Stallo totale sulle Commissioni. C’è chi lavora al rinvio a settembre. I 5 Stelle insistono per eleggere subito i presidenti. Pd e Iv vogliono aspettare le regionali e alzare il prezzo

Annunciate, rimandate, sfumate. Ormai abbiamo cominciato a conoscere i tempi della maggioranza giallorosa quando si tratta di nomine: per un motivo o per un altro pare sempre più difficile trovare una quadra. E, ovviamente, vige una regola non scritta per cui più le nomine da effettuare sono delicate e più le difficoltà per trovare un accordo salgono di livello. Risultato: non c’è alcuna intesa per le nuove presidenze delle commissioni parlamentari. Potrebbero sembrare, peraltro, ruoli secondari, quasi marginali.

Chi conosce il funzionamento della macchina parlamentare sa, invece, che quei ruoli possono essere determinanti soprattutto nella spinta (o di contro nell’ostruzione) all’azione di governo. Il fatto stesso che siano così fondamentali, per l’appunto, è testimoniato che per il secondo giorno consecutivo dopo accese riunioni, più o meno carbonare, non c’è altro che una fumata nera. Eppure sembrava che la sera di martedì un accordo fosse stato raggiunto, quantomeno sui numeri: sette presidenze al Movimento 5 stelle sia alla Camera che al Senato, cinque presidenze al Pd alla Camera e quattro al Senato, due presidenze a Iv sia alla Camera che al Senato, una per Leu a palazzo Madama. Il problema, a quanto pare, è soprattutto nei nomi e, manco a dirlo, nel peso delle singole commissioni.

LA QUADRA. È su questi due aspetti dopotutto che si gioca la partita. Se infatti su alcune caselle sono tutti d’accordo (una su tutte, la presidenza della commissione Giustizia al Senato da affidare a Piero Grasso), su altre sono state rimescolate le carte, il quadro è dunque cambiato e non è detto possa cambiare ancora. Per questa ragione, dopo giorni di conferme ufficiose, ieri sembra che il nome di Maria Elena Boschi sia saltato. Alla commissione Giustizia dovrebbe subentrare il pentastellato Mario Perantoni al posto di Francesca Businarolo, mentre i renziani si “rifarebbero” con Raffaella Paita ai Trasporti.

I nomi che circolano, per il resto, risultano essere quelli già anticipati da La Notizia. I dem ‘schierano” al Senato Dario Parrini (Affari costituzionali), Roberta Pinotti (Esteri), Dario Stefano (Difesa). A Montecitorio, invece, Chiara Braga (Ambiente), Debora Serracchiani (Lavoro) e Gianluca Beneamati (Attività produttive). Per Iv ci sarà Luigi Marattin alle Finanze. A “ballare” (e rischiare di far cadere tutta l’impalcatura), come aveva anticipato il nostro giornale, è la commissione Lavoro: il ministro Nunzia Catalfo ha fatto sapere che non si può rischiare di interrompere il duro lavoro portato avanti dai Cinque stelle, senza dimenticare che occorre presidiare i risultati ottenuti, dal dl Dignità al Reddito di Cittadinanza.

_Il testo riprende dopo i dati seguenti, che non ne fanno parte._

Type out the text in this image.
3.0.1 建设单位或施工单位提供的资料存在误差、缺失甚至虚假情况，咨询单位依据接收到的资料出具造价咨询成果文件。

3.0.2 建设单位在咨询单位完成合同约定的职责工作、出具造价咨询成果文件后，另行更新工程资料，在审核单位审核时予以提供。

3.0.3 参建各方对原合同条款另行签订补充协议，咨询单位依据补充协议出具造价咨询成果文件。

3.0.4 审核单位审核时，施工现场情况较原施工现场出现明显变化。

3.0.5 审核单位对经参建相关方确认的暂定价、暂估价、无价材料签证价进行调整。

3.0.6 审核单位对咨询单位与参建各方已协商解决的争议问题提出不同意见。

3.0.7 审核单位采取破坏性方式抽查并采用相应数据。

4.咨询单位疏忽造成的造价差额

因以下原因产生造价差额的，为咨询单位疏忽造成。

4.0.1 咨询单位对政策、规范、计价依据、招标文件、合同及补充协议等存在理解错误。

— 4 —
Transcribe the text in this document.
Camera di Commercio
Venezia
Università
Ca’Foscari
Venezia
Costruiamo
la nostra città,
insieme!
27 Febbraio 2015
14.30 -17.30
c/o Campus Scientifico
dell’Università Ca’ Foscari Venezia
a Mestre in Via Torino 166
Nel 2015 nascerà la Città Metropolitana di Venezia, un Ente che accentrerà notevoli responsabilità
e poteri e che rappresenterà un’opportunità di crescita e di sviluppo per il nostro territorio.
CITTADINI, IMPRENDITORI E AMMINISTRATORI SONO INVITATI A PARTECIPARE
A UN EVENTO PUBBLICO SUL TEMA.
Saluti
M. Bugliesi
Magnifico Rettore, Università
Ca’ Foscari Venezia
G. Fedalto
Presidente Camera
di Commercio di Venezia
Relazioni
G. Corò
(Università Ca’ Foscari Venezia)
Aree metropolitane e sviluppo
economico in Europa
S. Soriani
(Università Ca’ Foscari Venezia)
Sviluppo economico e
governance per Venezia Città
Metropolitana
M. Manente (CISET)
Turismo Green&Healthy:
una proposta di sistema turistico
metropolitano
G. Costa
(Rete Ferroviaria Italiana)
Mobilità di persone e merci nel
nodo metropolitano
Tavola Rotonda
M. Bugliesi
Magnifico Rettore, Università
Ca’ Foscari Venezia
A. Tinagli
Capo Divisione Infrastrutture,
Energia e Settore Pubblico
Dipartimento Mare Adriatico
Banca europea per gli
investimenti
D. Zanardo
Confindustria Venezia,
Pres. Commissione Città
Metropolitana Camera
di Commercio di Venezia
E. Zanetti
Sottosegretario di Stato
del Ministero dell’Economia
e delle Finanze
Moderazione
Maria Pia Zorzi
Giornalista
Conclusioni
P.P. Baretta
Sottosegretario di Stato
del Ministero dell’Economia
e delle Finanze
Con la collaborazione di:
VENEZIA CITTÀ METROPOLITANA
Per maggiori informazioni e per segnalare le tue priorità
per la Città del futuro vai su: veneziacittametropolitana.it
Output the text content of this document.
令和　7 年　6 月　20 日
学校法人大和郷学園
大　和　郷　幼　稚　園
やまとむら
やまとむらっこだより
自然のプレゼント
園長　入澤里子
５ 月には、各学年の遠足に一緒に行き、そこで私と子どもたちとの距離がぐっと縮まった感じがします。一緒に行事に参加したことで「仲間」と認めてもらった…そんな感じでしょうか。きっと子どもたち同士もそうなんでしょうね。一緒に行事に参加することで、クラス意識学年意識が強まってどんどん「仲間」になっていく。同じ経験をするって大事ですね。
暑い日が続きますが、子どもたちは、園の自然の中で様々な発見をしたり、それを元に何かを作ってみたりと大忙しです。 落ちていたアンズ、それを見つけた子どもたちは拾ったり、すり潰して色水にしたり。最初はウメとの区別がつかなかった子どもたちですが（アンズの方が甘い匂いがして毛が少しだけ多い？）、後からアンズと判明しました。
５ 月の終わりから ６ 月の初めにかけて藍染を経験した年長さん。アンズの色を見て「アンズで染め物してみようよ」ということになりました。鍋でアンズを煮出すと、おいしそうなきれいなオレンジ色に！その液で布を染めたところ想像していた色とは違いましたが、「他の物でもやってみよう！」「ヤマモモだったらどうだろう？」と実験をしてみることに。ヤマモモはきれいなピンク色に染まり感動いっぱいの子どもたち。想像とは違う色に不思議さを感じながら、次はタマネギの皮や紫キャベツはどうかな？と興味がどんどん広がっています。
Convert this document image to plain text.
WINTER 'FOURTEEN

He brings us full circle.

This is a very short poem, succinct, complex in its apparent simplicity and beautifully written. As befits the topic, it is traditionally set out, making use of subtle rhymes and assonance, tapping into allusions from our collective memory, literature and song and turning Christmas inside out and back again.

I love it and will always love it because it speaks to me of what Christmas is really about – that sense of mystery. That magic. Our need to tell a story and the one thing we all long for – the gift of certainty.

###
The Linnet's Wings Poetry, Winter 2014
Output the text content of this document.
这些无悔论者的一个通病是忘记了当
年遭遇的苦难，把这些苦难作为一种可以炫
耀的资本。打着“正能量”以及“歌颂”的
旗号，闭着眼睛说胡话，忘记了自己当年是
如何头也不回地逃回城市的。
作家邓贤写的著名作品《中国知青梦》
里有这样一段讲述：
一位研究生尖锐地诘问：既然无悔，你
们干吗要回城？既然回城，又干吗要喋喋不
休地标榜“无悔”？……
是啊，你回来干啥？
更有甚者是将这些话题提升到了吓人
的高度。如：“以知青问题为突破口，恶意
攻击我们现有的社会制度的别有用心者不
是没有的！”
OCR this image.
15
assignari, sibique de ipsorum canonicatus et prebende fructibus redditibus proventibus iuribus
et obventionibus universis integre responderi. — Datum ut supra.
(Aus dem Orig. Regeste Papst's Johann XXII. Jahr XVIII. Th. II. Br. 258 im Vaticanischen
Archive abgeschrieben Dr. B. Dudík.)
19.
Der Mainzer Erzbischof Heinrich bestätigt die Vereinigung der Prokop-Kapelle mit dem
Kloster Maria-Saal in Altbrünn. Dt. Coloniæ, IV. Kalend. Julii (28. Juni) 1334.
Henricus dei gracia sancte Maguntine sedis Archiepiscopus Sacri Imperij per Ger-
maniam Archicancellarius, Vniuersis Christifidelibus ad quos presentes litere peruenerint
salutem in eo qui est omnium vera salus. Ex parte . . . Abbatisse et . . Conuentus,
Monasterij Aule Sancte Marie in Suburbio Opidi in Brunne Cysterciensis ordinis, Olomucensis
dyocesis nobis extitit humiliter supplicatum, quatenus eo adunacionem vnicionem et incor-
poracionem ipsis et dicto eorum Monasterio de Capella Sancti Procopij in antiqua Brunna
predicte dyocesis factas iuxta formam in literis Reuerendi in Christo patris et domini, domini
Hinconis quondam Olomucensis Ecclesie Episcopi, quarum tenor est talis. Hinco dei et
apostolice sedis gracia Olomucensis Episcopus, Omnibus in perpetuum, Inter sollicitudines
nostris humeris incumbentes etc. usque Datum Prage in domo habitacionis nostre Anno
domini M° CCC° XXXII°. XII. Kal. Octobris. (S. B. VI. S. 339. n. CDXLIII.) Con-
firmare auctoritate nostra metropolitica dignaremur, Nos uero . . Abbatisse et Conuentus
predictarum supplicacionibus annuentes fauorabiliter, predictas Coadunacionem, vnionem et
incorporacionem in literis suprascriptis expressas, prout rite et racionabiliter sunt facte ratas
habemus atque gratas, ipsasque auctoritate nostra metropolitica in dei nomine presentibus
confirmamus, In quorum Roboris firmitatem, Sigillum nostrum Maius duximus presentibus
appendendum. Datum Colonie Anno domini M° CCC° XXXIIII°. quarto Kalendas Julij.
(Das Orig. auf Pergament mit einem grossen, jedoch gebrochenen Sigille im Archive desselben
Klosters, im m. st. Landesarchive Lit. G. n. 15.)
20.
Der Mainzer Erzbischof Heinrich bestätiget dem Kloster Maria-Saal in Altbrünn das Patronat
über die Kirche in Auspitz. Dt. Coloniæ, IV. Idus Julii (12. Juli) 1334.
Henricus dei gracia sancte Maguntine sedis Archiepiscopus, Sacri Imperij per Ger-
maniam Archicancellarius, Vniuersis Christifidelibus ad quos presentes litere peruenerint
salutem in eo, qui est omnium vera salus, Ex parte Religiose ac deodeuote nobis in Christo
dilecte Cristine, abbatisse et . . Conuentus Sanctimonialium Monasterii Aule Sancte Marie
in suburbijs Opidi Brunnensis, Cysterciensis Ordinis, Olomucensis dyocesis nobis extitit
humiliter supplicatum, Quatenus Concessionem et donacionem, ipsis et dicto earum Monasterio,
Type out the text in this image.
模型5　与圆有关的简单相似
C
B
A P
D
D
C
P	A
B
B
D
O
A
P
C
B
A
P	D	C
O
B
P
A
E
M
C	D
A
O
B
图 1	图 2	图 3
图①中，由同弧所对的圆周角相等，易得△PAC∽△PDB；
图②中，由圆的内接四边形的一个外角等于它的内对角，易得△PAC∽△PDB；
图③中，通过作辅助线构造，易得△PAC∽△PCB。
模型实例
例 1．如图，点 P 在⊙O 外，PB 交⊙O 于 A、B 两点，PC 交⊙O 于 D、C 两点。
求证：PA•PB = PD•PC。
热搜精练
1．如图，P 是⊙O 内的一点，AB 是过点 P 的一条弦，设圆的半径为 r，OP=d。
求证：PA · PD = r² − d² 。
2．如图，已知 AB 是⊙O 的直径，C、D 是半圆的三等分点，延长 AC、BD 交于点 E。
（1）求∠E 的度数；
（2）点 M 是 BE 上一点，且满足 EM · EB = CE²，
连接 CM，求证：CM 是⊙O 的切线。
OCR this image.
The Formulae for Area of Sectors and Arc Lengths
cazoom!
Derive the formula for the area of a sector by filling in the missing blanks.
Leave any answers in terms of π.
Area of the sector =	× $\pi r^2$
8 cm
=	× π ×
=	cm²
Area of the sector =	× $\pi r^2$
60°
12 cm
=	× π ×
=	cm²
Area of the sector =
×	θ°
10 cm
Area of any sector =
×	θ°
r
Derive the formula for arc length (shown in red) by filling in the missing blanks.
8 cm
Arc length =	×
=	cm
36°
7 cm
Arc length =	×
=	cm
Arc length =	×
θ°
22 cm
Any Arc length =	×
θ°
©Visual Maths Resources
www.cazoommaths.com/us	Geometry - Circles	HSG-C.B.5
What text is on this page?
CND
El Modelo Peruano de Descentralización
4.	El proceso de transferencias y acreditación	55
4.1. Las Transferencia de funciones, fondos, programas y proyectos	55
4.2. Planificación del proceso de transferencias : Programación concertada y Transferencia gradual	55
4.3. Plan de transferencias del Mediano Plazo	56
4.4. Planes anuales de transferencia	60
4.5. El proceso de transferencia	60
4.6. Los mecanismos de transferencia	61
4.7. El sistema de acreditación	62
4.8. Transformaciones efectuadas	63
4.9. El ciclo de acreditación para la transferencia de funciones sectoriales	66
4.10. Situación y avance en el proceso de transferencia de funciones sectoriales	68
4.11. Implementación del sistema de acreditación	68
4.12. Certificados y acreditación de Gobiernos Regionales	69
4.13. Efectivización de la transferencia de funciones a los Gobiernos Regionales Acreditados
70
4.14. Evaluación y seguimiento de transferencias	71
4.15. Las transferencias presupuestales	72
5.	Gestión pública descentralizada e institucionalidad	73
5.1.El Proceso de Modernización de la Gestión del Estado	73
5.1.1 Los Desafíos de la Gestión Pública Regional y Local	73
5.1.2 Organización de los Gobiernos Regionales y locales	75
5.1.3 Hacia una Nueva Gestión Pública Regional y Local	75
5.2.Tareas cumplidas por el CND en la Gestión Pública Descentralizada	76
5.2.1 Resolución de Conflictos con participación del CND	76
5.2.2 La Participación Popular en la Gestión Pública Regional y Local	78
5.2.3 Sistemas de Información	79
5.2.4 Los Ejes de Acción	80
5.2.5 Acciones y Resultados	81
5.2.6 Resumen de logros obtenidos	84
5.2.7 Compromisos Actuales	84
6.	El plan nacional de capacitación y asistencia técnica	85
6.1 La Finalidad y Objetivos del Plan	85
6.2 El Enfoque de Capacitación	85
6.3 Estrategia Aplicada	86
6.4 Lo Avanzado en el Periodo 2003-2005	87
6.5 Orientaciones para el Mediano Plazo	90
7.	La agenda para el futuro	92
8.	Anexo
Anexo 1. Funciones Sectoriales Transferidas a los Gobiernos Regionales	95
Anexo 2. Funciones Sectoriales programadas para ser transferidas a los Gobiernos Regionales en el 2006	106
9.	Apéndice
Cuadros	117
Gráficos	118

L’INDISCREZIONE. Restano, però, i tempi. Se infatti – anche per una questione di credibilità – i Cinque stelle sono intenzionati a trovare un accordo entro la prossima settimana, c’è chi sostiene che parte del Pd e Italia Viva siano intenzionati in realtà a far slittare le nomine dopo l’estate. E, ovviamente, non per rinuncia alla poltrona, ma per una brama ancora più eccessiva: “Il ragionamento – spiegano fonti parlamentari – è aspettare il voto delle regionali così i rapporti di forza potrebbero cambiare e allora Pd e Iv potrebbero chiedere più presidenze”. I Cinque stelle, ovviamente, hanno subodorato il rischio. Ed è anche per questo che spingono per la prossima settimana. La partita, dunque, resta aperta.